Simplicity and sustainability have felt like noble concepts, but not very helpful or relevant for me. Yet when I think of the restful days in the Bahamas or the quiet time at Gethsemane I begin to see their value. This theme transcends recycling and really hits me as I look at it as a practice for restoring peace to my daily life. These two escapes have given me opportunities to see what a sustainable pace of life feels like. After the taste of calm this past weekend, I hope to finish this semester peacefully by instilling simplicity and sustainability into my daily life embracing one quiet moment at a time.

 

Honors Conference Reflections– On “Feasting and Fasting,” by Diana Meakem

Junior Diana Meakem provides us a fascinating reflection on one of the breakout sessions in the Fall 2012 Honors Guild Conference. Reagan Sutterfield, an agrarian and a writer from Englewood Community Church in Indianapolis, delivered a talk titled “Feasting and Fasting” during the conference. Here are Diana’s thoughts:

Reflection On “Feasting and Fasting” by Ragan Sutterfield

     “When we eat a meal, we’re participating in a concert.” I have always felt this way about meals, but have never been able to articulate it. I appreciated the many facets to Ragan’s talk, the way he intertwined literature, theology, and agriculture. It was particularly apropos because he talked a lot about how God made everything to be connected, even though we often pervert that. 

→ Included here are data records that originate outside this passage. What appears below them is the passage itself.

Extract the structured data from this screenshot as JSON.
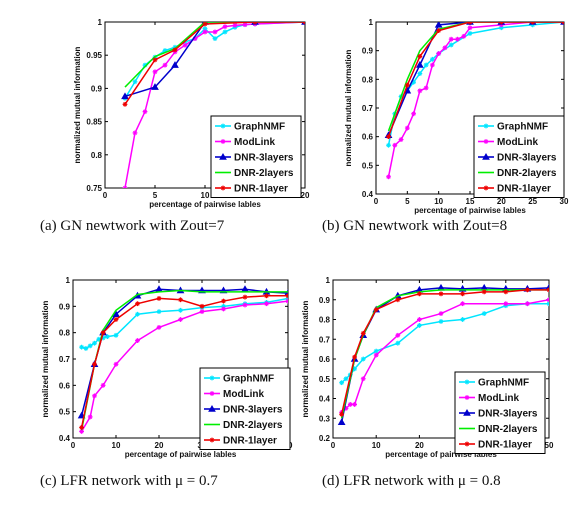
{
  "chart_data": [
    {
      "type": "line",
      "caption": "(a)  GN newtwork with Zout=7",
      "xlabel": "percentage of pairwise lables",
      "ylabel": "normalized mutual information",
      "xlim": [
        0,
        20
      ],
      "ylim": [
        0.75,
        1
      ],
      "xticks": [
        0,
        5,
        10,
        15,
        20
      ],
      "yticks": [
        0.75,
        0.8,
        0.85,
        0.9,
        0.95,
        1
      ],
      "ytick_labels": [
        "0.75",
        "0.8",
        "0.85",
        "0.9",
        "0.95",
        "1"
      ],
      "legend": "bottom-right",
      "series": [
        {
          "name": "GraphNMF",
          "color": "#00e5ff",
          "marker": "star",
          "x": [
            2,
            3,
            4,
            5,
            6,
            7,
            8,
            9,
            10,
            11,
            12,
            13,
            14,
            15,
            20
          ],
          "y": [
            0.885,
            0.91,
            0.935,
            0.947,
            0.957,
            0.962,
            0.97,
            0.975,
            0.99,
            0.975,
            0.985,
            0.992,
            0.996,
            0.997,
            1.0
          ]
        },
        {
          "name": "ModLink",
          "color": "#ff00ff",
          "marker": "star",
          "x": [
            2,
            3,
            4,
            5,
            6,
            7,
            8,
            9,
            10,
            11,
            12,
            13,
            14,
            15,
            20
          ],
          "y": [
            0.75,
            0.833,
            0.865,
            0.925,
            0.935,
            0.955,
            0.965,
            0.975,
            0.985,
            0.985,
            0.993,
            0.995,
            0.996,
            0.997,
            1.0
          ]
        },
        {
          "name": "DNR-3layers",
          "color": "#0000cc",
          "marker": "triangle",
          "x": [
            2,
            5,
            7,
            10,
            15,
            20
          ],
          "y": [
            0.888,
            0.902,
            0.935,
            1.0,
            1.0,
            1.0
          ]
        },
        {
          "name": "DNR-2layers",
          "color": "#00ee00",
          "marker": "none",
          "x": [
            2,
            5,
            7,
            10,
            15,
            20
          ],
          "y": [
            0.902,
            0.948,
            0.96,
            1.0,
            1.0,
            1.0
          ]
        },
        {
          "name": "DNR-1layer",
          "color": "#ee0000",
          "marker": "star",
          "x": [
            2,
            5,
            7,
            10,
            15,
            20
          ],
          "y": [
            0.876,
            0.943,
            0.958,
            0.997,
            1.0,
            1.0
          ]
        }
      ]
    },
    {
      "type": "line",
      "caption": "(b)  GN newtwork with Zout=8",
      "xlabel": "percentage of pairwise lables",
      "ylabel": "normalized mutual information",
      "xlim": [
        0,
        30
      ],
      "ylim": [
        0.4,
        1
      ],
      "xticks": [
        0,
        5,
        10,
        15,
        20,
        25,
        30
      ],
      "yticks": [
        0.4,
        0.5,
        0.6,
        0.7,
        0.8,
        0.9,
        1
      ],
      "ytick_labels": [
        "0.4",
        "0.5",
        "0.6",
        "0.7",
        "0.8",
        "0.9",
        "1"
      ],
      "legend": "bottom-right",
      "series": [
        {
          "name": "GraphNMF",
          "color": "#00e5ff",
          "marker": "star",
          "x": [
            2,
            3,
            4,
            5,
            6,
            7,
            8,
            9,
            10,
            12,
            15,
            20,
            25,
            30
          ],
          "y": [
            0.57,
            0.68,
            0.74,
            0.76,
            0.79,
            0.82,
            0.85,
            0.87,
            0.89,
            0.92,
            0.96,
            0.98,
            0.99,
            1.0
          ]
        },
        {
          "name": "ModLink",
          "color": "#ff00ff",
          "marker": "star",
          "x": [
            2,
            3,
            4,
            5,
            6,
            7,
            8,
            9,
            10,
            11,
            12,
            13,
            14,
            15,
            20,
            25,
            30
          ],
          "y": [
            0.46,
            0.57,
            0.59,
            0.63,
            0.68,
            0.76,
            0.77,
            0.85,
            0.89,
            0.91,
            0.94,
            0.94,
            0.95,
            0.98,
            0.99,
            1.0,
            1.0
          ]
        },
        {
          "name": "DNR-3layers",
          "color": "#0000cc",
          "marker": "triangle",
          "x": [
            2,
            5,
            7,
            10,
            15,
            20,
            25,
            30
          ],
          "y": [
            0.605,
            0.76,
            0.85,
            0.99,
            1.0,
            1.0,
            1.0,
            1.0
          ]
        },
        {
          "name": "DNR-2layers",
          "color": "#00ee00",
          "marker": "none",
          "x": [
            2,
            5,
            7,
            10,
            15,
            20,
            25,
            30
          ],
          "y": [
            0.62,
            0.8,
            0.9,
            0.975,
            1.0,
            1.0,
            1.0,
            1.0
          ]
        },
        {
          "name": "DNR-1layer",
          "color": "#ee0000",
          "marker": "star",
          "x": [
            2,
            5,
            7,
            10,
            15,
            20,
            25,
            30
          ],
          "y": [
            0.6,
            0.78,
            0.88,
            0.97,
            1.0,
            1.0,
            1.0,
            1.0
          ]
        }
      ]
    },
    {
      "type": "line",
      "caption": "(c)  LFR network with μ = 0.7",
      "xlabel": "percentage of pairwise lables",
      "ylabel": "normalized mutual information",
      "xlim": [
        0,
        50
      ],
      "ylim": [
        0.4,
        1
      ],
      "xticks": [
        0,
        10,
        20,
        30,
        40,
        50
      ],
      "yticks": [
        0.4,
        0.5,
        0.6,
        0.7,
        0.8,
        0.9,
        1
      ],
      "ytick_labels": [
        "0.4",
        "0.5",
        "0.6",
        "0.7",
        "0.8",
        "0.9",
        "1"
      ],
      "legend": "bottom-left",
      "series": [
        {
          "name": "GraphNMF",
          "color": "#00e5ff",
          "marker": "star",
          "x": [
            2,
            3,
            4,
            5,
            6,
            7,
            8,
            10,
            15,
            20,
            25,
            30,
            35,
            40,
            45,
            50
          ],
          "y": [
            0.745,
            0.74,
            0.75,
            0.76,
            0.775,
            0.78,
            0.785,
            0.79,
            0.87,
            0.88,
            0.885,
            0.895,
            0.9,
            0.91,
            0.915,
            0.93
          ]
        },
        {
          "name": "ModLink",
          "color": "#ff00ff",
          "marker": "star",
          "x": [
            2,
            4,
            5,
            7,
            10,
            15,
            20,
            25,
            30,
            35,
            40,
            45,
            50
          ],
          "y": [
            0.425,
            0.48,
            0.56,
            0.6,
            0.68,
            0.77,
            0.82,
            0.85,
            0.88,
            0.89,
            0.905,
            0.91,
            0.92
          ]
        },
        {
          "name": "DNR-3layers",
          "color": "#0000cc",
          "marker": "triangle",
          "x": [
            2,
            5,
            7,
            10,
            15,
            20,
            25,
            30,
            35,
            40,
            45,
            50
          ],
          "y": [
            0.485,
            0.68,
            0.8,
            0.87,
            0.94,
            0.965,
            0.96,
            0.96,
            0.96,
            0.965,
            0.955,
            0.95
          ]
        },
        {
          "name": "DNR-2layers",
          "color": "#00ee00",
          "marker": "none",
          "x": [
            2,
            5,
            7,
            10,
            15,
            20,
            25,
            30,
            35,
            40,
            45,
            50
          ],
          "y": [
            0.43,
            0.68,
            0.81,
            0.885,
            0.945,
            0.955,
            0.96,
            0.955,
            0.955,
            0.955,
            0.955,
            0.955
          ]
        },
        {
          "name": "DNR-1layer",
          "color": "#ee0000",
          "marker": "star",
          "x": [
            2,
            5,
            7,
            10,
            15,
            20,
            25,
            30,
            35,
            40,
            45,
            50
          ],
          "y": [
            0.44,
            0.68,
            0.8,
            0.85,
            0.91,
            0.93,
            0.925,
            0.9,
            0.92,
            0.935,
            0.94,
            0.94
          ]
        }
      ]
    },
    {
      "type": "line",
      "caption": "(d)  LFR network with μ = 0.8",
      "xlabel": "percentage of pairwise lables",
      "ylabel": "normalized mutual information",
      "xlim": [
        0,
        50
      ],
      "ylim": [
        0.2,
        1
      ],
      "xticks": [
        0,
        10,
        20,
        30,
        40,
        50
      ],
      "yticks": [
        0.2,
        0.3,
        0.4,
        0.5,
        0.6,
        0.7,
        0.8,
        0.9,
        1
      ],
      "ytick_labels": [
        "0.2",
        "0.3",
        "0.4",
        "0.5",
        "0.6",
        "0.7",
        "0.8",
        "0.9",
        "1"
      ],
      "legend": "bottom-right",
      "series": [
        {
          "name": "GraphNMF",
          "color": "#00e5ff",
          "marker": "star",
          "x": [
            2,
            3,
            4,
            5,
            7,
            10,
            15,
            20,
            25,
            30,
            35,
            40,
            45,
            50
          ],
          "y": [
            0.48,
            0.5,
            0.52,
            0.55,
            0.6,
            0.64,
            0.68,
            0.77,
            0.79,
            0.8,
            0.83,
            0.87,
            0.88,
            0.88
          ]
        },
        {
          "name": "ModLink",
          "color": "#ff00ff",
          "marker": "star",
          "x": [
            2,
            3,
            4,
            5,
            7,
            10,
            15,
            20,
            25,
            30,
            40,
            45,
            50
          ],
          "y": [
            0.33,
            0.35,
            0.37,
            0.37,
            0.5,
            0.62,
            0.72,
            0.8,
            0.83,
            0.88,
            0.88,
            0.88,
            0.9
          ]
        },
        {
          "name": "DNR-3layers",
          "color": "#0000cc",
          "marker": "triangle",
          "x": [
            2,
            5,
            7,
            10,
            15,
            20,
            25,
            30,
            35,
            40,
            45,
            50
          ],
          "y": [
            0.28,
            0.6,
            0.72,
            0.85,
            0.92,
            0.95,
            0.96,
            0.955,
            0.96,
            0.955,
            0.955,
            0.96
          ]
        },
        {
          "name": "DNR-2layers",
          "color": "#00ee00",
          "marker": "none",
          "x": [
            2,
            5,
            7,
            10,
            15,
            20,
            25,
            30,
            35,
            40,
            45,
            50
          ],
          "y": [
            0.3,
            0.6,
            0.72,
            0.86,
            0.92,
            0.94,
            0.95,
            0.95,
            0.95,
            0.95,
            0.95,
            0.95
          ]
        },
        {
          "name": "DNR-1layer",
          "color": "#ee0000",
          "marker": "star",
          "x": [
            2,
            5,
            7,
            10,
            15,
            20,
            25,
            30,
            35,
            40,
            45,
            50
          ],
          "y": [
            0.32,
            0.61,
            0.73,
            0.85,
            0.9,
            0.93,
            0.93,
            0.93,
            0.94,
            0.94,
            0.95,
            0.95
          ]
        }
      ]
    }
  ]
}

            Ragan talked about soil, how we were made from it, how we return to it, and how we as humans are dependent upon the soil. I’ve done a little gardening growing up (I love growing basil and making pesto from it), but I had never thought about how special, complicated and life-giving soil is. The soil affects what we eat.

            After that, Ragan talked about how we eat, and spent a lot of time talking about fasting in particular. Fasting has always been a tricky topic for me. I know Christians have done it for centuries, but have struggled to understand why or how fasting should be done. Ragan spoke of fasting as “a kind of mourning,” as a holding out for something better, anticipation. He addressed, too, that fasting is not about manipulating God, which has been an underlying theme behind most of what I grew up hearing about fasting. I like the idea of fasting as waiting for something better. As Christians, that is a huge part of how we are called to live—on the earth, but not of it, waiting eagerly for the redemption of the world (Romans 8).  

            In fact, Christianity is a religion based on waiting. The Jews waited thousands of years for the Messiah, and now we wait for His return. We’re called to wait in other areas of our life, too: we’re called to wait on the Lord, called to wait until marriage for the consummation of sex. Fasting, a discipline of waiting, can teach us about delayed gratification in other areas of our lives. Most things worth doing can’t be done by clicking a button, and it would be good to have a discipline to remind us of that.

            Ragan talked about the historical rhythm of the church fasting on Fridays, always remembering the death of Lord. Then Sunday is always a feast day, remembering his resurrection. In between feasting and fasting is ferial eating, a more normal eating. Observing these disciplines, or a version of them that I could maintain (like eating only fruits and vegetables Friday for breakfast and lunch) might be a lovely way to embrace a historical, sacred rhythm in my busy life.